De beslissing over welke kant het op gaat met de ordening en inrichting van ons land is het resultaat van een politiek en maatschappelijk onderhandelings- en afwegingsproces. Daarin spelen velen een rol, niet alleen overheden, maar ook allerlei marktpartijen, belangengroepen, tijdschriften en instanties als het Keuningcongres. En ook die hebben het ontwerp ontdekt als middel om hun doelen te verwezenlijken.

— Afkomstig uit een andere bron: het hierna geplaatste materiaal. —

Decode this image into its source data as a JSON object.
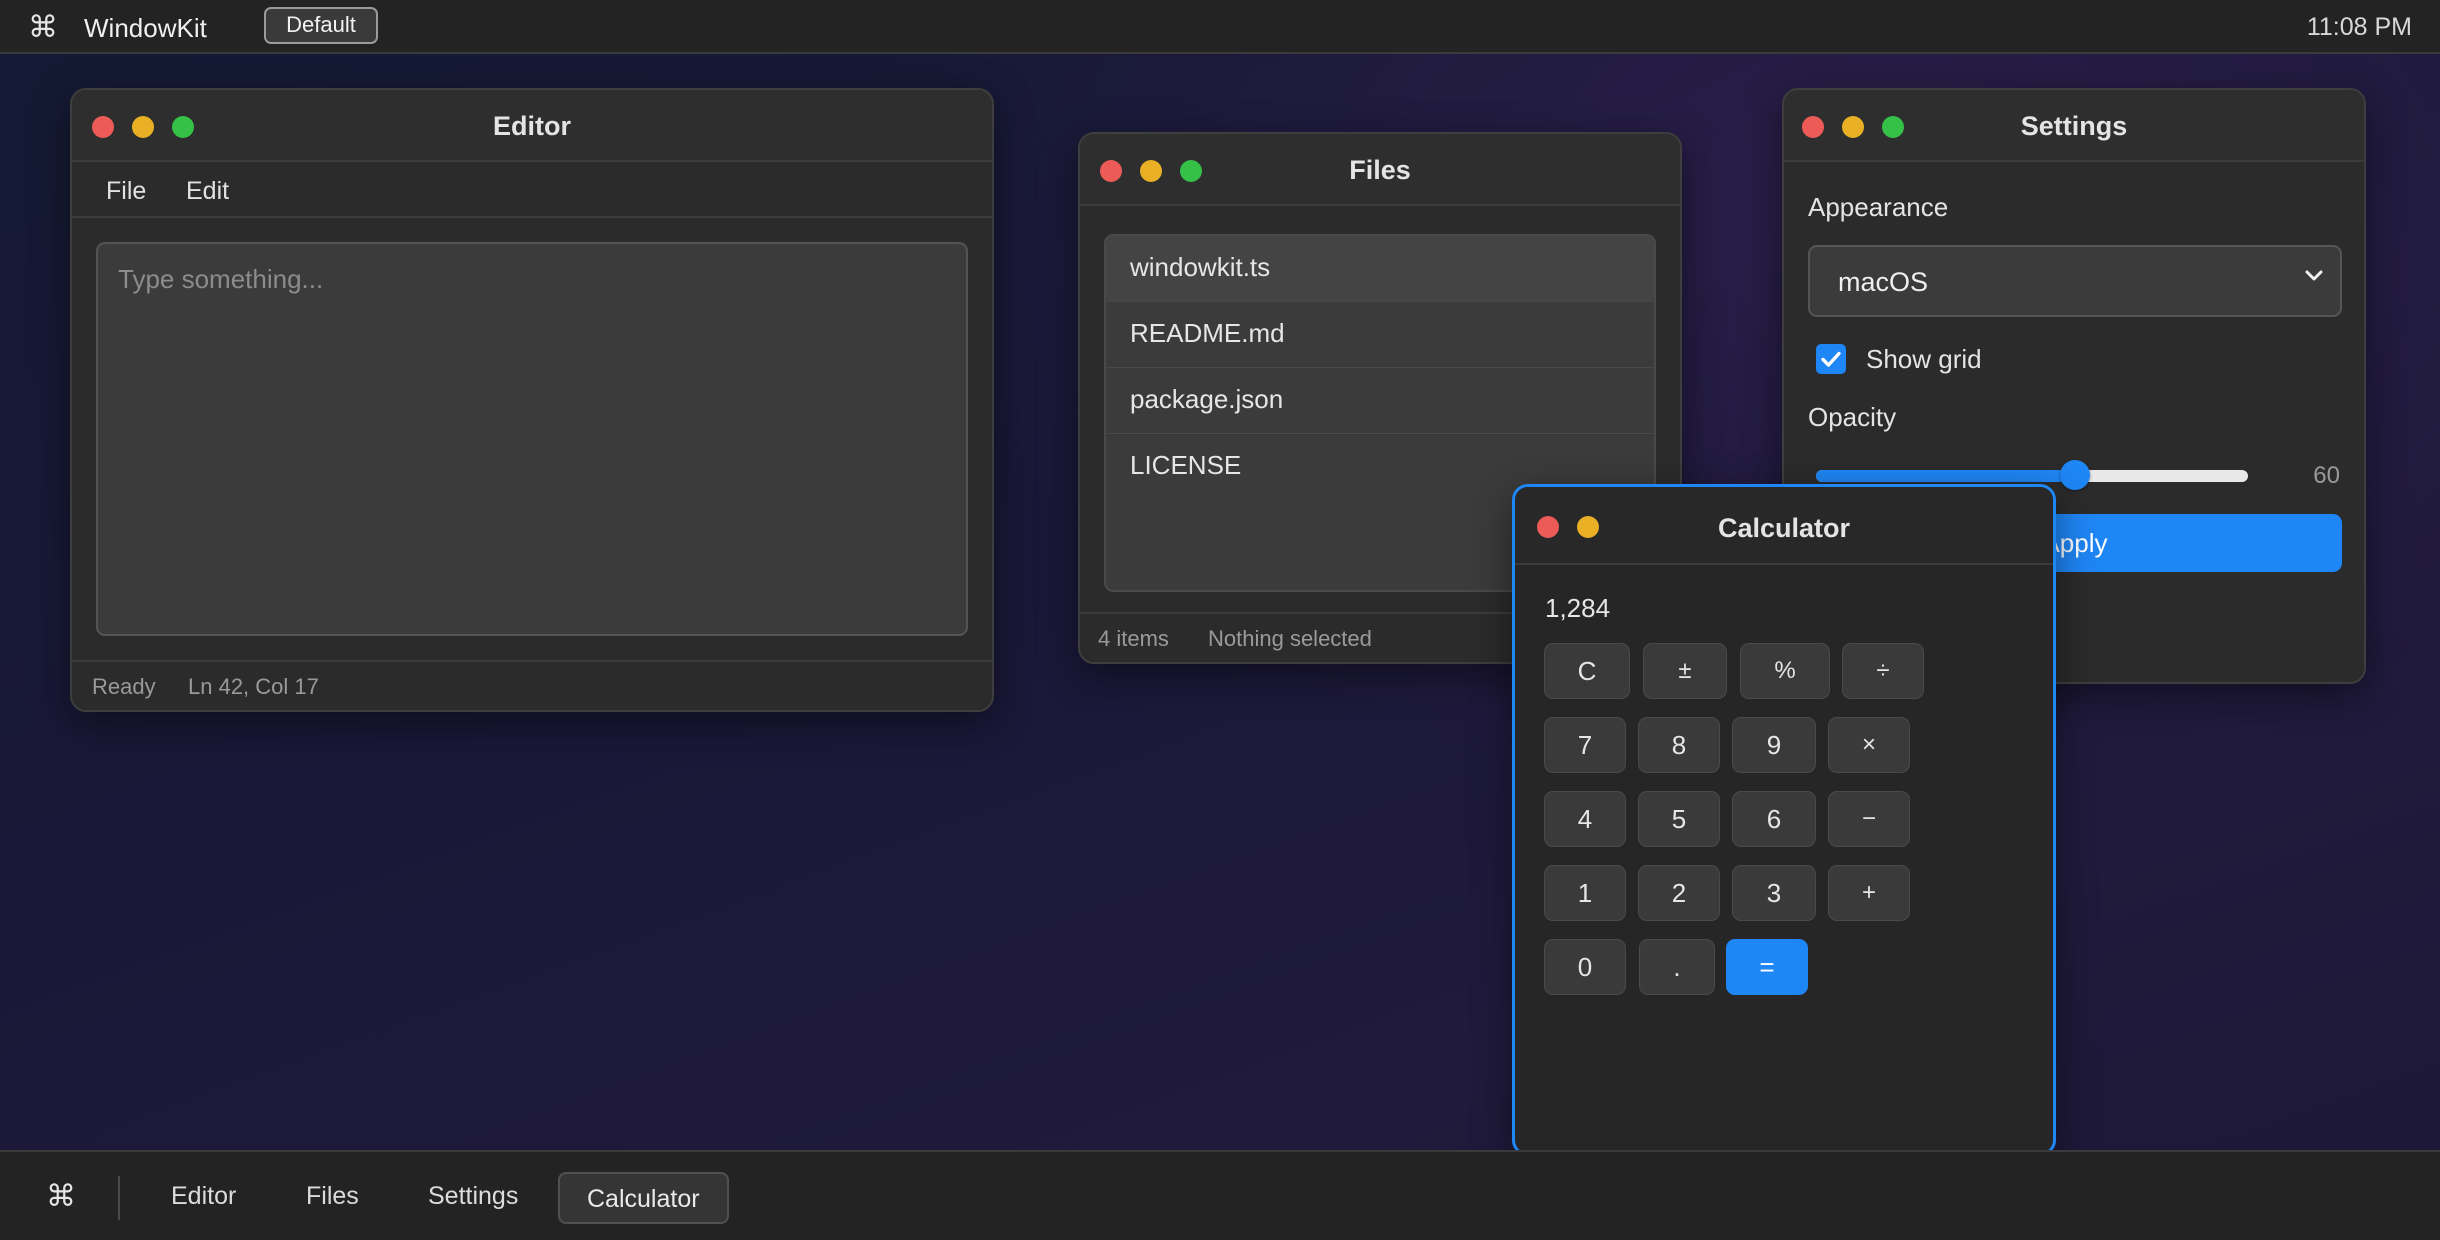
{
  "menubar": {
    "command_symbol": "⌘",
    "app_name": "WindowKit",
    "preset_label": "Default",
    "clock": "11:08 PM"
  },
  "editor": {
    "title": "Editor",
    "menu": [
      "File",
      "Edit"
    ],
    "placeholder": "Type something...",
    "status": "Ready",
    "cursor": "Ln 42, Col 17"
  },
  "files": {
    "title": "Files",
    "items": [
      "windowkit.ts",
      "README.md",
      "package.json",
      "LICENSE"
    ],
    "count_label": "4 items",
    "selection_label": "Nothing selected"
  },
  "settings": {
    "title": "Settings",
    "appearance_label": "Appearance",
    "appearance_value": "macOS",
    "show_grid_label": "Show grid",
    "show_grid_checked": true,
    "opacity_label": "Opacity",
    "opacity_value": "60",
    "opacity_fraction": 0.6,
    "apply_label": "Apply"
  },
  "calculator": {
    "title": "Calculator",
    "display": "1,284",
    "keys": [
      "C",
      "±",
      "%",
      "÷",
      "7",
      "8",
      "9",
      "×",
      "4",
      "5",
      "6",
      "−",
      "1",
      "2",
      "3",
      "+",
      "0",
      ".",
      "="
    ]
  },
  "dock": {
    "command_symbol": "⌘",
    "items": [
      "Editor",
      "Files",
      "Settings",
      "Calculator"
    ],
    "active": "Calculator"
  },
  "colors": {
    "accent": "#1f86f5",
    "close": "#ec5b57",
    "minimize": "#e9b026",
    "zoom": "#35c047"
  },
  "icons": {
    "close": "close-dot-icon",
    "minimize": "minimize-dot-icon",
    "zoom": "zoom-dot-icon",
    "select": "chevron-down-icon",
    "check": "checkmark-icon"
  }
}
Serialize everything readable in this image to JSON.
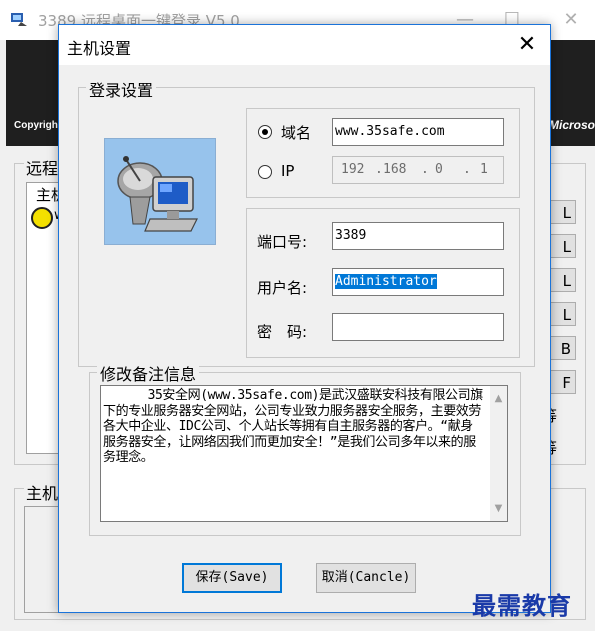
{
  "main_window": {
    "title": "3389 远程桌面一键登录 V5.0",
    "minimize": "—",
    "maximize": "☐",
    "close": "✕",
    "banner_left_text": "Copyrigh",
    "banner_right_text": "Microso",
    "remote_group_label": "远程",
    "list_header": "主机",
    "list_row_text": "w",
    "side_buttons": [
      "L",
      "L",
      "L",
      "L",
      "B",
      "F"
    ],
    "side_texts": [
      "等",
      "等"
    ],
    "host_group_label": "主机"
  },
  "dialog": {
    "title": "主机设置",
    "close": "✕",
    "login_group_label": "登录设置",
    "domain_radio_label": "域名",
    "domain_value": "www.35safe.com",
    "ip_radio_label": "IP",
    "ip_parts": [
      "192",
      "168",
      "0",
      "1"
    ],
    "ip_dots": [
      ".",
      ".",
      "."
    ],
    "port_label": "端口号:",
    "port_value": "3389",
    "username_label": "用户名:",
    "username_value": "Administrator",
    "password_label": "密　码:",
    "password_value": "",
    "memo_group_label": "修改备注信息",
    "memo_text": "      35安全网(www.35safe.com)是武汉盛联安科技有限公司旗下的专业服务器安全网站，公司专业致力服务器安全服务，主要效劳各大中企业、IDC公司、个人站长等拥有自主服务器的客户。“献身服务器安全，让网络因我们而更加安全！”是我们公司多年以来的服务理念。",
    "scroll_up": "▲",
    "scroll_down": "▼",
    "save_button": "保存(Save)",
    "cancel_button": "取消(Cancle)"
  },
  "watermark": "最需教育",
  "colors": {
    "accent": "#0078d7",
    "dialog_border": "#1a73d9",
    "banner": "#1f1f1f",
    "watermark": "#1a3aa8"
  }
}
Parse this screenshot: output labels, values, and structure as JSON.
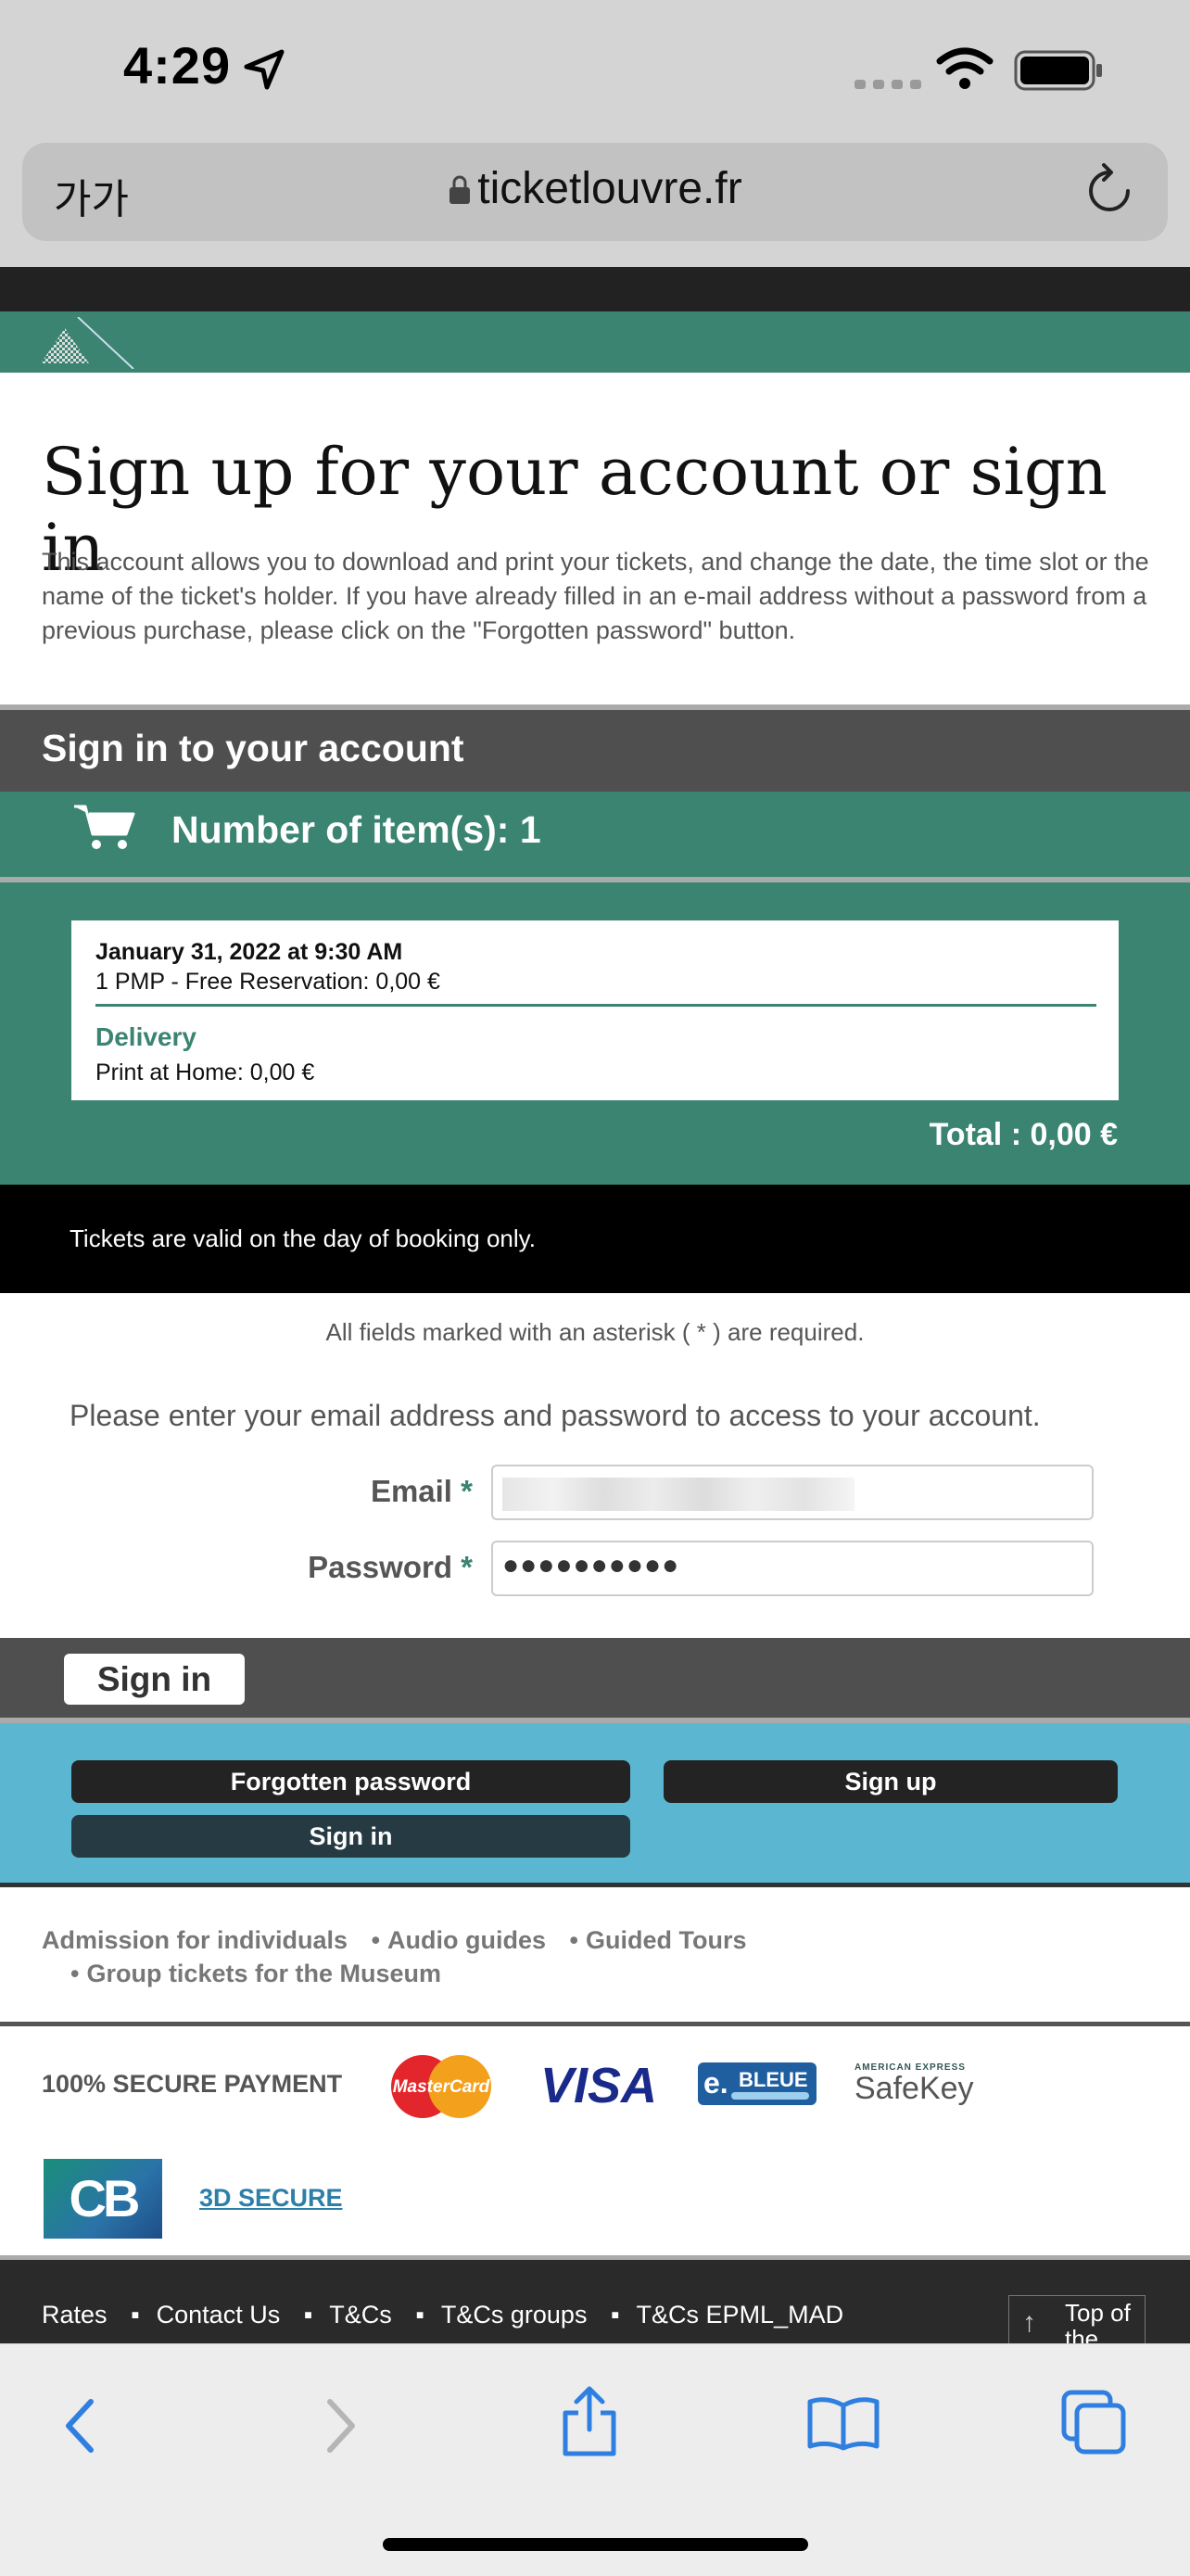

Er wordt de laatste jaren zo veel ontworpen dat er een virtueel landschap naast het fysieke landschap ontstaat, waarin met fantastische presentatietechnieken mogelijke alternatieve landschappen worden getoond. Voor het Noorden liggen nu honderden plannen op tafel, sommige wervend, of juist waarschuwend, andere regelend, of innovatief. Een enkel plan is direct toepasbaar in de praktijk, veel plannen nog niet.
Het beeld dat in het Noorden na al die manifestaties rond het thema dorpslandschappen ontstaat is dat van een danszaal in een luchtkasteel. Je zou hier een bureau voor partnerkeuzebemiddeling kunnen beginnen! Allerlei belangengroepen, overheden, marktpartijen en idealisten komen naar het danspaleis op zoek naar een geschikte verbeelder van de voor hen wenselijke toekomst. Allerlei typen landschapsarchitecten, zorgvuldige schatbewaarders, inspirerende decorbouwers, integralistische mechaniciëns en virtuoze samplelaars, lopen er rond en sjansen met mogelijke opdrachtgevers. Ze laten verleidelijke beelden zien van geneselandschappen en breuklandschappen, van verblijflandschappen en verplaatsingslandschappen, van zaplandschappen en constructivistische eenheidslandschappen, van overheidslandschappen en doe-het-zelflandschappen. Je zou bijna denken dat het in dat virtuele landschap leuker is dan dat op de grond.

Op de grond waar ik rondfiets en echt gelukkig ben met de zon over het veld, de wind in de bomen, of de regen over mijn gezicht, waar ik het water kan ruiken, waar ik kan staren naar de horizon. Je zou bijna vergeten dat het uiteindelijk gaat om water, bomen en gras.